「冪等」って読めますか?

2007年2月23日に, Lingr APIにいくつかの 機能追加が行われた(現時点の最新のAPIは 3月6日リリースのもの)。その中で,

The room.enter method now supports a new idempotent parameter.

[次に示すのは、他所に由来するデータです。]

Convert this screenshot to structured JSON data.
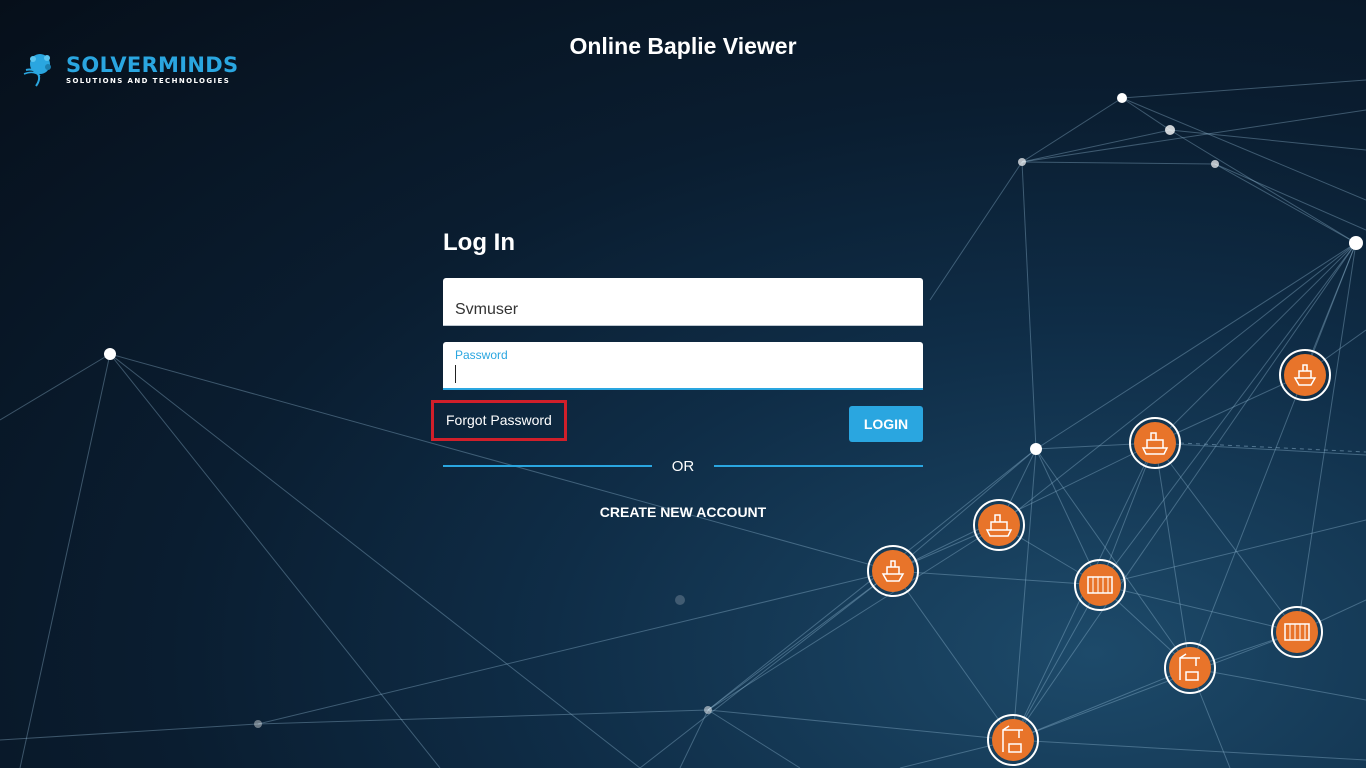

というものがある。「idempotent」って何だろうか。さっそく ググると,「冪等(idempotent)」というような言葉が多くヒットする。 ん?初めて見る漢字。まず,読めない。しかも,漢字からその意味を全く推測できない。自分の学のなさを痛感させられる。 まず,冪等は「べきとう」と読む。そして冪等という言葉の(IT業界での?)意味は,

Java Reload (experimental) simple Supportより:

「その操作を何回繰り返しても,1回だけ実行した時と同じ結果になること。」

である。 この言葉は,HTTP Methodに関するRPC( HTTP/1.1 9.1.2 冪等{idempotent}なメソッドなど)で登場する。つまり,HTTP MethodのGETやHEAD,PUTやDELETEに関しては,サーバ側に副作用を与えないため,同じメソッドを何回繰り返しても同じ結果が得られることになる(ように実装すべきという指針)。この性質のことを文章内で「冪等になる」という言葉を使って表現している。それに比べて,POSTなどのメソッドは,その実行によりサーバ内で副作用をもたらすため,同一の結果とならず「冪等ではない」というように表現されている。 「 JSR 311: Java API for RESTful Web Services」の策定が開始され,今後RESTの利用はますます増えてくるはずだ。つまり,上記のようなHTTP Methodに対する知識は,必須科目と言っても良いだろう。個々のHTTP Methodについて,サーバに対する副作用を与えるものかどうかの区別は感覚的に持っていたのだが,それを「冪等かどうか」という言葉で表現できることは知らなかった。勉強不足な自分に自己嫌悪。orz さて,話を元に戻す。Lingr APIの room.enter(チャット部屋への入室)に追加されたidempotentパラメータだが,これは「idempotentパラメータにtrueが渡された時に,同一セッションで前に同じroomに入室していた時は,その時と同じticket情報を返す」という動作になる。つまり,「同じ部屋に複数回入ったとしても,毎回同じチケット情報が結果として得られる」という点で「冪等である」と表現でき,この性質から「idempotent」というパラメータ名となった,と推測できるだろう。 もちろん,idempotentパラメータにfalseを渡す,すなわち「冪等ではない」と指定してroom.enterを要求すれば,チケット情報は新しい内容で発行される。 「脆弱」という言葉がインターネットの普及に伴って一般的に知られるようになったのと同じように,「冪等」という言葉もRESTの普及に伴って(IT業界内で)一般的になってくるのだろうか。ま,僕が知らないだけであり,実は既に常識なのかもしれないけど。。。